Integrante do Cepedi (Centro de Estudos e Pesquisas em Direito e Internet) da UFSM (Universidade de Santa Maria), que desenvolve pesquisas sobre a relação e os impactos da internet e das novas tecnologias no mundo do Direito, a estudante de Direito e Informática Luiza Berger von Ende alerta para os perigos de usar uma inteligência artificial (IA) que não seja desenvolvida e verificada por times diversos.
“A IA é basicamente um algoritmo, uma sequência lógica finita de passos programados com um objetivo específico”, ela fala. A partir do primeiro tratamento dos dados, a máquina vai aprimorando os caminhos que deram certo, baseada na devolutiva do programador.
“Como ela vai se aperfeiçoando e encontrando esses parâmetros para atender ao objetivo do programador, muitas vezes os caminhos se tornam extensos e tão complexos que o próprio humano não consegue compreender como e por que aconteceram – afinal, é uma linguagem da própria máquina, que a IA compreendeu como melhor caminho para chegar a um objetivo satisfatório”, observa a especialista. “E é aí que se escondem os vieses. Não necessariamente pela programação, nos casos em que a máquina é programada para não fazer discriminação, mas pela base de dados com que ela é treinada, que é enviesada.”
Ela lembra o caso da Amazon, mencionado no livro Weapons of Math Destruction: how big data increases inequality and threatens democracy (Armas de Destruição Matemática: como big data aumenta a desigualdade e ameaça a democracia, em tradução livre), da matemática americana Cathy O’Neil.
“A empresa utilizou uma IA para fazer a contratação de novas pessoas para a área de tecnologia e essa IA foi treinada sobre as contratações dos últimos anos”, diz a estudiosa. Só que as contratações anteriores foram quase na sua totalidade de homens. “Historicamente, há uma exclusão de mulheres nas áreas de tecnologia e ciências exatas. Mesmo que fosse não programada explicitamente para eliminar, a máquina viu essa base de dados composta por homens e entendeu que a empresa buscava pessoas parecidas – ou seja, homens.”
Luiza conta que, no caso da Amazon, títulos que tinham referências a mulheres, como “líder do clube de xadrez feminino”, ou nomes de universidades que eram somente frequentadas pelo público feminino eram descartados, mesmo que as qualificações fossem superiores às de outros currículos masculinos.

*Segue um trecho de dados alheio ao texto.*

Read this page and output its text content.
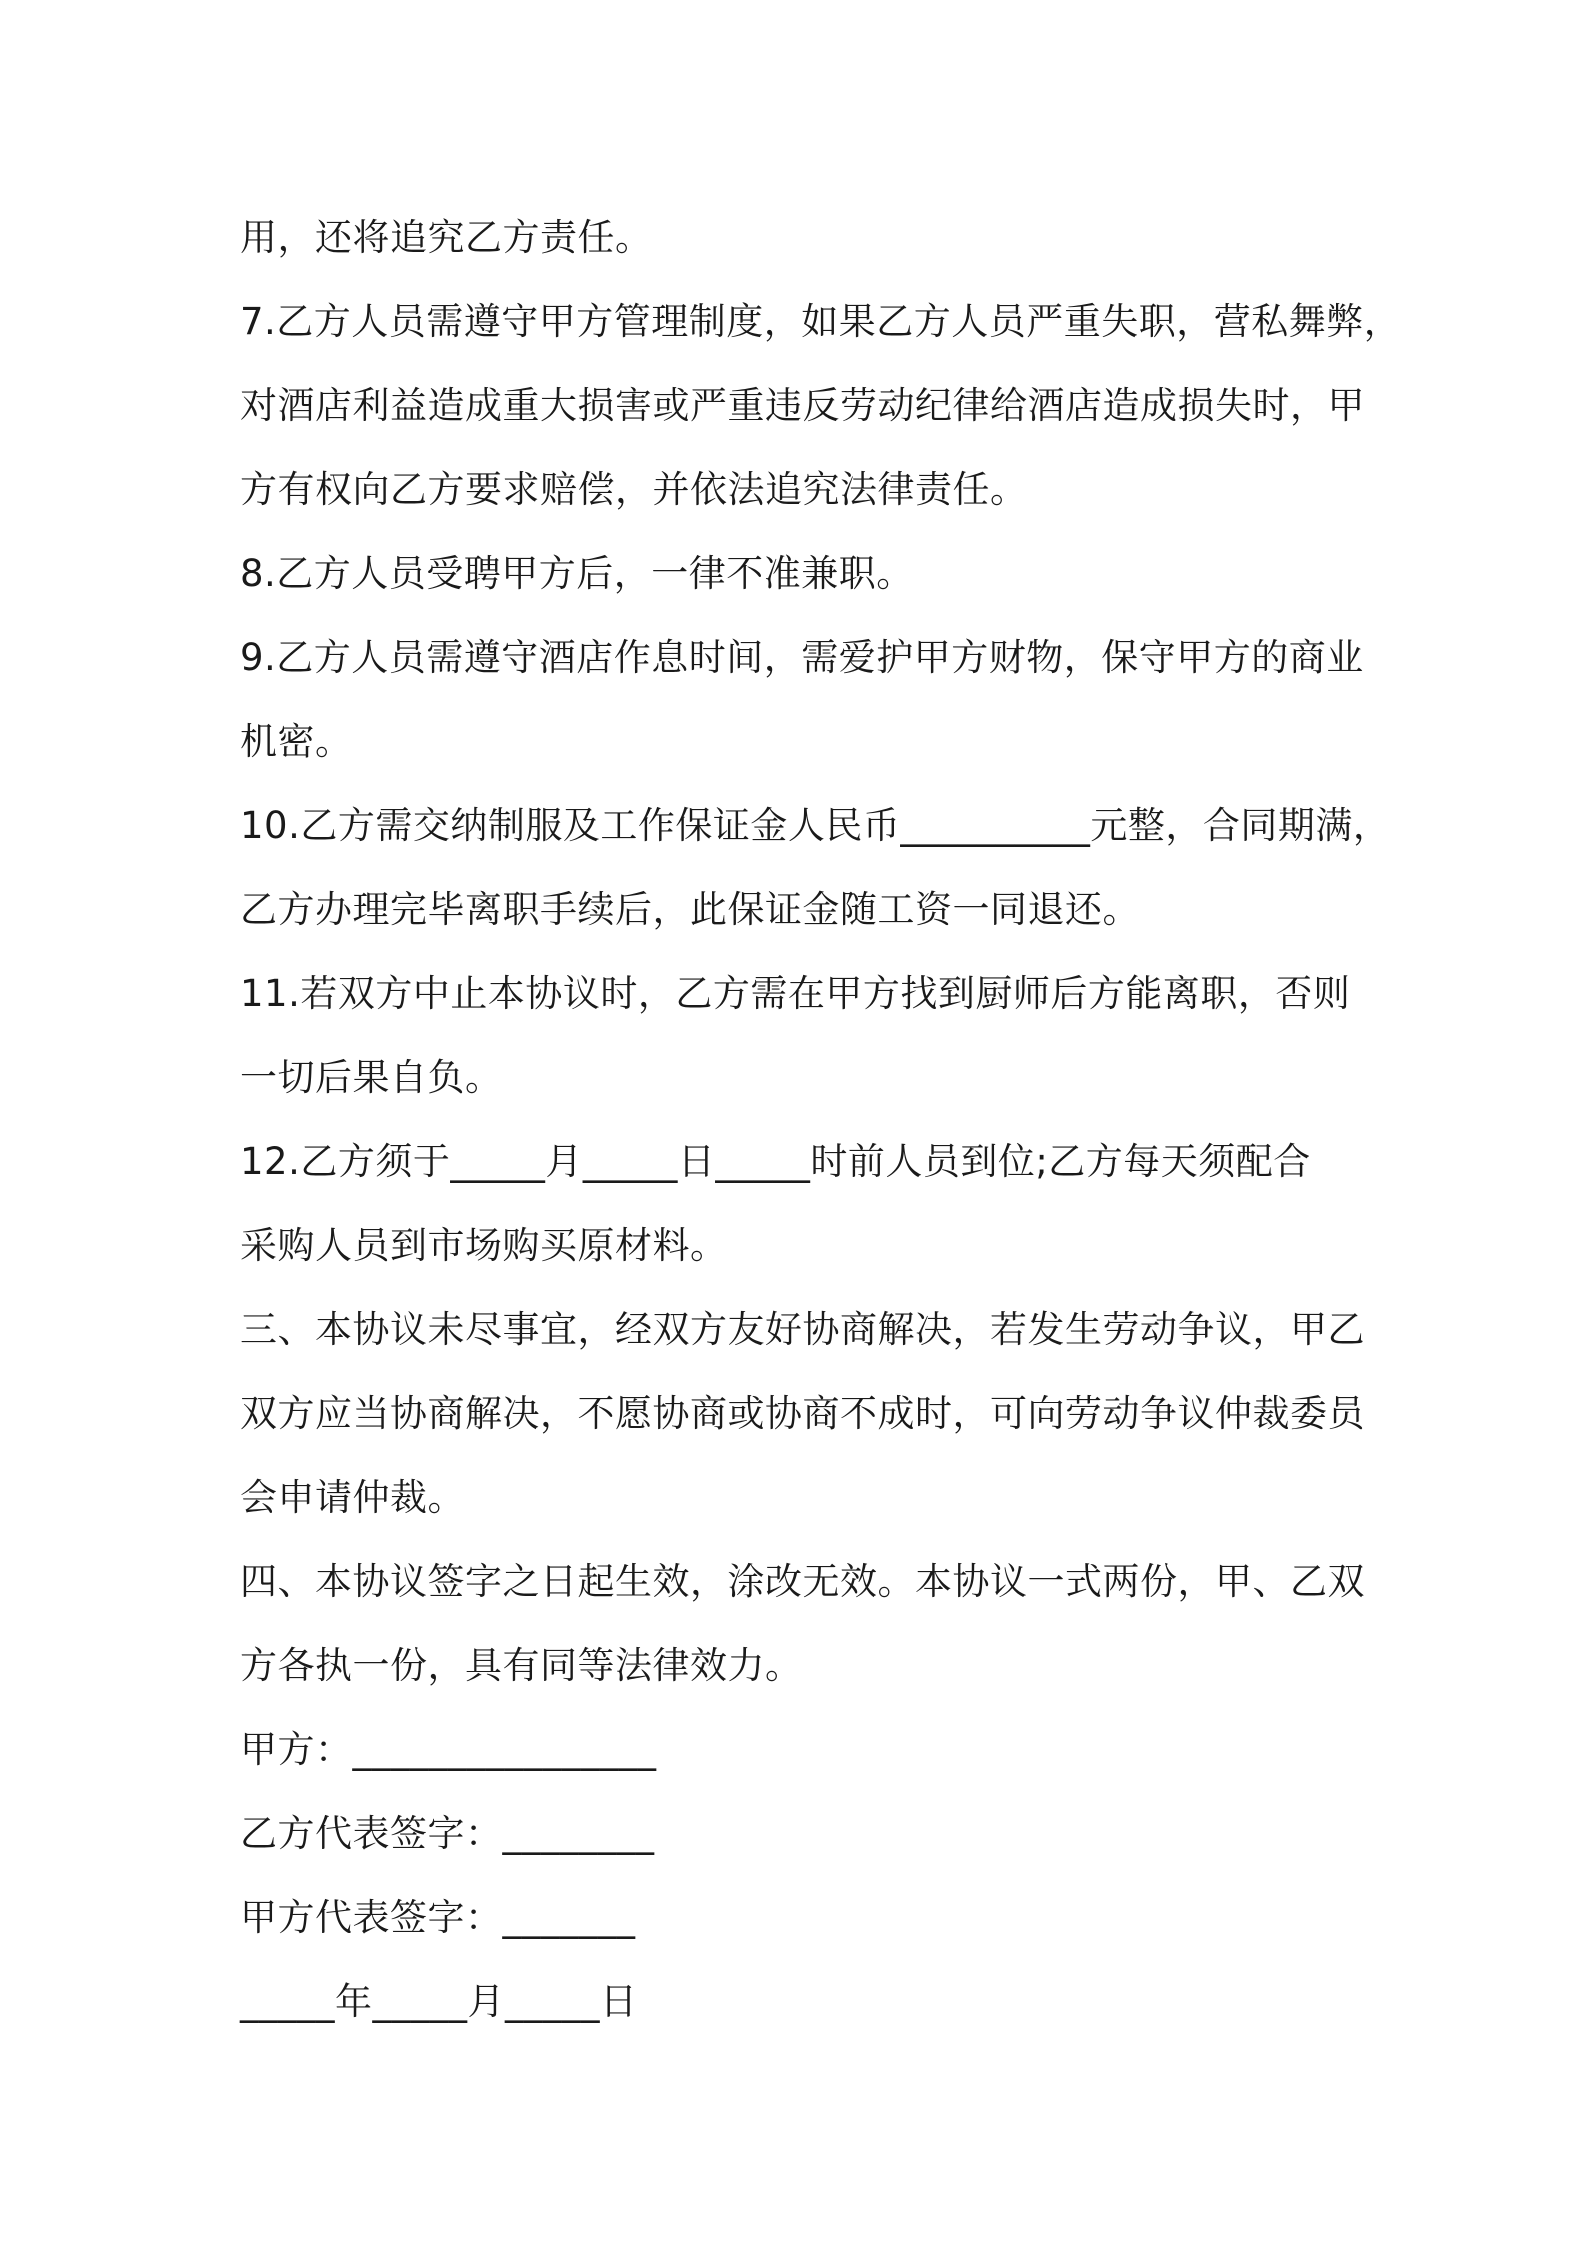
用，还将追究乙方责任。
7.乙方人员需遵守甲方管理制度，如果乙方人员严重失职，营私舞弊，
对酒店利益造成重大损害或严重违反劳动纪律给酒店造成损失时，甲
方有权向乙方要求赔偿，并依法追究法律责任。
8.乙方人员受聘甲方后，一律不准兼职。
9.乙方人员需遵守酒店作息时间，需爱护甲方财物，保守甲方的商业
机密。
10.乙方需交纳制服及工作保证金人民币__________元整，合同期满，
乙方办理完毕离职手续后，此保证金随工资一同退还。
11.若双方中止本协议时，乙方需在甲方找到厨师后方能离职，否则
一切后果自负。
12.乙方须于_____月_____日_____时前人员到位;乙方每天须配合
采购人员到市场购买原材料。
三、本协议未尽事宜，经双方友好协商解决，若发生劳动争议，甲乙
双方应当协商解决，不愿协商或协商不成时，可向劳动争议仲裁委员
会申请仲裁。
四、本协议签字之日起生效，涂改无效。本协议一式两份，甲、乙双
方各执一份，具有同等法律效力。
甲方：________________
乙方代表签字：________
甲方代表签字：_______
_____年_____月_____日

Isso foi percebido depois de um tempo, quando já haviam ocorrido contratações com discriminações, justamente porque não se sabia o rumo que a máquina tinha seguido para tomar as decisões. “Os algoritmos são simplificações de mundo. Eles nunca vão compreender o contexto da relação humana e a complexidade dessa tarefa que estão realizando”, ela sublinha. “Eles têm um objetivo bem específico e por isso possuem pontos cegos que refletem, sim, a ideologia e os objetivos da pessoa que programou.”
Para que a IA cumpra seu papel com mais assertividade, a especialista defende que seja programada com preceitos éticos e pensada não só para, mas pela diversidade. “Enquanto as equipes de programação e desenvolvedores não forem diversas, compostas por pessoas que têm visões de mundo diferentes, em vez de equipes unilateralmente e majoritariamente formadas por homens brancos com algum tipo de educação superior, vai acontecer uma discriminação, uma correlação errada”, afirma.